Biochemistry and metabolomics revealed the regulation mechanism of osmolality in Sinonovacula constricta under salinity stress

Salinity is a critical environmental factor that significantly influences the growth, development, survival, and reproduction of marine organisms. Sinonovacula constricta, an economically important bivalve in tidal flat and pond aquaculture, frequently encounters acute salinity fluctuations due to factors such as river runoff and precipitation. These abrupt changes in salinity can adversely affect its yield. However, the impacts of acute salinity stress on the osmolality and metabolic processes of S. constricta remain poorly understood. Therefore, this study investigates the impacts of acute salinity stress on hemolymph osmotic pressure, serum ion concentrations, and serum metabolites of S. constricta maintained at a salinity of 18 ppt to 22 ppt.

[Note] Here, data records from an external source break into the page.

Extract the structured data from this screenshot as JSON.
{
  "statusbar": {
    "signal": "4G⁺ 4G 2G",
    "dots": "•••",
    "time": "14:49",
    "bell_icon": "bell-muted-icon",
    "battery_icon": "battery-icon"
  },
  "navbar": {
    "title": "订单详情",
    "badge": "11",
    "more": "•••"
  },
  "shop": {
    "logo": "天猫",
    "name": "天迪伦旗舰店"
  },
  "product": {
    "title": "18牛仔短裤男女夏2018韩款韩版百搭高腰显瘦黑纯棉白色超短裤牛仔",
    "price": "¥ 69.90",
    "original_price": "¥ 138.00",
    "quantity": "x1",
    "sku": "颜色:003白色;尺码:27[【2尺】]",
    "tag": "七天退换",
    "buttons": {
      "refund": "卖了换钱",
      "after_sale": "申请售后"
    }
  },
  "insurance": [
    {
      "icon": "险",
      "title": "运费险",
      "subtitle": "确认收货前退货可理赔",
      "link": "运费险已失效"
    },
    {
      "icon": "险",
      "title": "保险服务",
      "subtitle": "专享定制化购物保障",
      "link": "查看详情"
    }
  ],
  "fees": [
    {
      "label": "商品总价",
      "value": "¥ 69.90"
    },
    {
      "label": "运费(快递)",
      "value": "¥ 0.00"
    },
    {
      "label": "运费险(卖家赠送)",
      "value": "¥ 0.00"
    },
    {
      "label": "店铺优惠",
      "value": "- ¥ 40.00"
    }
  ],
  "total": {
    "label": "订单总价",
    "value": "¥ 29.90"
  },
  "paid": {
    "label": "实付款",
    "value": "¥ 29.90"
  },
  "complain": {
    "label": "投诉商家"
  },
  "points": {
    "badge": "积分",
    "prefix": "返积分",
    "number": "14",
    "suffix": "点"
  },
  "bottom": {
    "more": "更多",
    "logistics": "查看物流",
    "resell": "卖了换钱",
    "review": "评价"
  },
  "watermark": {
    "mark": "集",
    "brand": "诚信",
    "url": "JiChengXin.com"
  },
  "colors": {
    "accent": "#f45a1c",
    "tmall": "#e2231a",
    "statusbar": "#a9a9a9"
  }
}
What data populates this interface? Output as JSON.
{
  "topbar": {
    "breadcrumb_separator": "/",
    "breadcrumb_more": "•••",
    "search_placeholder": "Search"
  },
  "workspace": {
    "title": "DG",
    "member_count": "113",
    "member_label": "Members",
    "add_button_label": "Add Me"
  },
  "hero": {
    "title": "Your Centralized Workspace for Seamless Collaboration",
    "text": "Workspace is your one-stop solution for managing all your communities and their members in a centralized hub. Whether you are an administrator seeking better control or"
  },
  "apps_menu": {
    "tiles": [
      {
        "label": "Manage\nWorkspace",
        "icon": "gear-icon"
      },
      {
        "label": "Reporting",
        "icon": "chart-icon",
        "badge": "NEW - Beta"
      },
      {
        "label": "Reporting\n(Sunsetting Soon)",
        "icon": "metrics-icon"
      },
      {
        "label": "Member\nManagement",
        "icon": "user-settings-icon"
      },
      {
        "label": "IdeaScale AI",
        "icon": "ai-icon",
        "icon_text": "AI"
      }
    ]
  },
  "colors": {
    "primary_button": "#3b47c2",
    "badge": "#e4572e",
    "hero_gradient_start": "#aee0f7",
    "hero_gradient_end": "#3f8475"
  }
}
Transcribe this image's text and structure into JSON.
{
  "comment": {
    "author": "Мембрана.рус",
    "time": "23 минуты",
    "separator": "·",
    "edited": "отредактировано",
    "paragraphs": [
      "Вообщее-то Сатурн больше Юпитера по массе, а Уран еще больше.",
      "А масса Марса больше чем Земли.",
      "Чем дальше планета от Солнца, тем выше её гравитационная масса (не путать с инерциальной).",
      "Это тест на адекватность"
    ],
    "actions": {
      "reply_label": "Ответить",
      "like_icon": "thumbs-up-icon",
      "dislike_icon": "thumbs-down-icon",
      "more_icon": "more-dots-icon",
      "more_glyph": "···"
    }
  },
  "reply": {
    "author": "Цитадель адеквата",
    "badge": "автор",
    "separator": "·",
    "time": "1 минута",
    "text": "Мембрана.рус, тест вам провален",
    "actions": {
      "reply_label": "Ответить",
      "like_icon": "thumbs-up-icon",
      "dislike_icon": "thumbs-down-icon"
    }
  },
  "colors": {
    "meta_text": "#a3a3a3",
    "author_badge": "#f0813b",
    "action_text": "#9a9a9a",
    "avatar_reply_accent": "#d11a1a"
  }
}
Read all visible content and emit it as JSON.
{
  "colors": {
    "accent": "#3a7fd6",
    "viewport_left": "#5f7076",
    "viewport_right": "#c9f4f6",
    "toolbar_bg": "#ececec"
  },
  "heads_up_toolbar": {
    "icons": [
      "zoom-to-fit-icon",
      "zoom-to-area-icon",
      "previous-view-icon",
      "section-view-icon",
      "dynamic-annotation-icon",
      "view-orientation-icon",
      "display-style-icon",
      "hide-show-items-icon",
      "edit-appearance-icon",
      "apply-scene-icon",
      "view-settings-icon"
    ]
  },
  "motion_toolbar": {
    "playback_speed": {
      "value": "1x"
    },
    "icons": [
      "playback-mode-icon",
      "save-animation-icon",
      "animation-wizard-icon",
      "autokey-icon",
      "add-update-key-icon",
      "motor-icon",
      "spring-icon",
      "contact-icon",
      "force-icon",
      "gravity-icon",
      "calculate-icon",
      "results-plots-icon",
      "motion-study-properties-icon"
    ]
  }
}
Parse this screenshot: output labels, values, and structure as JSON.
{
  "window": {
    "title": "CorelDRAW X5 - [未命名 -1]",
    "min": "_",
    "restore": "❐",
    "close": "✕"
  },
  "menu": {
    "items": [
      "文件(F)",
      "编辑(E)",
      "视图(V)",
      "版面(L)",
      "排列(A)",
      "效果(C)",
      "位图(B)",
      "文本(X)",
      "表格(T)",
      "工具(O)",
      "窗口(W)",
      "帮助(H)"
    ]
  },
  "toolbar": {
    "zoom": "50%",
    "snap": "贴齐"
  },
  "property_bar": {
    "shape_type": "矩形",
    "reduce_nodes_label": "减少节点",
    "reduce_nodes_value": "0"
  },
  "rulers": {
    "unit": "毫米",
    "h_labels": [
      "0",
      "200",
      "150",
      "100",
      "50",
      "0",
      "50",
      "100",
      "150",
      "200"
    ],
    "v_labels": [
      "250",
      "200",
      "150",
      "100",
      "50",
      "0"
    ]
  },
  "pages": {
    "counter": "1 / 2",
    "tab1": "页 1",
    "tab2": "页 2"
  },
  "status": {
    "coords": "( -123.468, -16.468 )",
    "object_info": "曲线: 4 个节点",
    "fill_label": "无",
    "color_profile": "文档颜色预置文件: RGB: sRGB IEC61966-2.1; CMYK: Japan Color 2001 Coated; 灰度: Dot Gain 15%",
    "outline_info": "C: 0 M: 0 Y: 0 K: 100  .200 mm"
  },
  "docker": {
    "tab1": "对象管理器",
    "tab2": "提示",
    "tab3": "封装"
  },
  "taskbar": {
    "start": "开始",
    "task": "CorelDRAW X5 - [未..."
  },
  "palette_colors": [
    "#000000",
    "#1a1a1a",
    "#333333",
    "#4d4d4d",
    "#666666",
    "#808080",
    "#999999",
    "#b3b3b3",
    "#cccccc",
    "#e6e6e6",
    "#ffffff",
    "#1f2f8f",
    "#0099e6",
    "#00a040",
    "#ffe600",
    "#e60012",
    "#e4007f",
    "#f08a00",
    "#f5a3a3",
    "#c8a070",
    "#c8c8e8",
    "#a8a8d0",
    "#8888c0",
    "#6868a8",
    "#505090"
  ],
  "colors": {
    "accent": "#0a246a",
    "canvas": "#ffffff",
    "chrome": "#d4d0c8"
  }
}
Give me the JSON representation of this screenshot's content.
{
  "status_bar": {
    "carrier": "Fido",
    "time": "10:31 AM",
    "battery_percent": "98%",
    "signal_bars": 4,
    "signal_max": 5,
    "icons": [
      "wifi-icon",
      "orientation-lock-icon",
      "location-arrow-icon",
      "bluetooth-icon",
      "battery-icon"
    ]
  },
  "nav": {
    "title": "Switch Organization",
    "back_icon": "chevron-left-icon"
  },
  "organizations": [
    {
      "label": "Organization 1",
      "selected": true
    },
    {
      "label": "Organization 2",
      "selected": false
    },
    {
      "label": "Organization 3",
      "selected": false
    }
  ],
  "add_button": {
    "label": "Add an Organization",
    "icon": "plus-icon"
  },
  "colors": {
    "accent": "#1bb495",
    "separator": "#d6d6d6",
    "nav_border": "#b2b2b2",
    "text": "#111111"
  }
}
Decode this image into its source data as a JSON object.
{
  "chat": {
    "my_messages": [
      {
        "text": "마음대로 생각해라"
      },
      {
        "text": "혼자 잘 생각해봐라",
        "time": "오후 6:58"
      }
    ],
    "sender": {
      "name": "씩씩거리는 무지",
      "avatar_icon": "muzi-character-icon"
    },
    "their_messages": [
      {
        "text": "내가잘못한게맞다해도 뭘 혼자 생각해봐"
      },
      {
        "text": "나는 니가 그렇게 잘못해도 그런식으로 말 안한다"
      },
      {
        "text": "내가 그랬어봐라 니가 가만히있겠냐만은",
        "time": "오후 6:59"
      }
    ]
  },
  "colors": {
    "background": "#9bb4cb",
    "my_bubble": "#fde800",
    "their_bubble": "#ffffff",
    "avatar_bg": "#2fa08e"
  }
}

Significant alterations in serum osmolality were observed (P < 0.05), closely resembling seawater osmolality. The concentrations of Na⁺, K⁺, and Cl⁻ in serum also exhibited significant changes (P < 0.05), stabilizing after 12 h, which is consistent with the trends in osmotic pressure. Metabolomics analysis identified differential metabolites primarily involved in phospholipid metabolism, carboxylic acid metabolism, and amino acid metabolism, indicating the activation of ion channels and energy metabolism pathways. S. constricta combats osmotic stress via coordinated ion channel regulation, neural-related metabolites，and amino acid catabolism, maintaining energy homeostasis through metabolic reprogramming. Specifically, S. constricta overcomes osmotic stress through ions (Na⁺, K⁺, Cl⁻) and key metabolites (e.g., glycerophosphate, taurine, proline, arachidonic acid), reveals novel signaling metabolites, highlighting the significant role of biomacromolecules and metabolites in assessing the health of bivalves in aquaculture.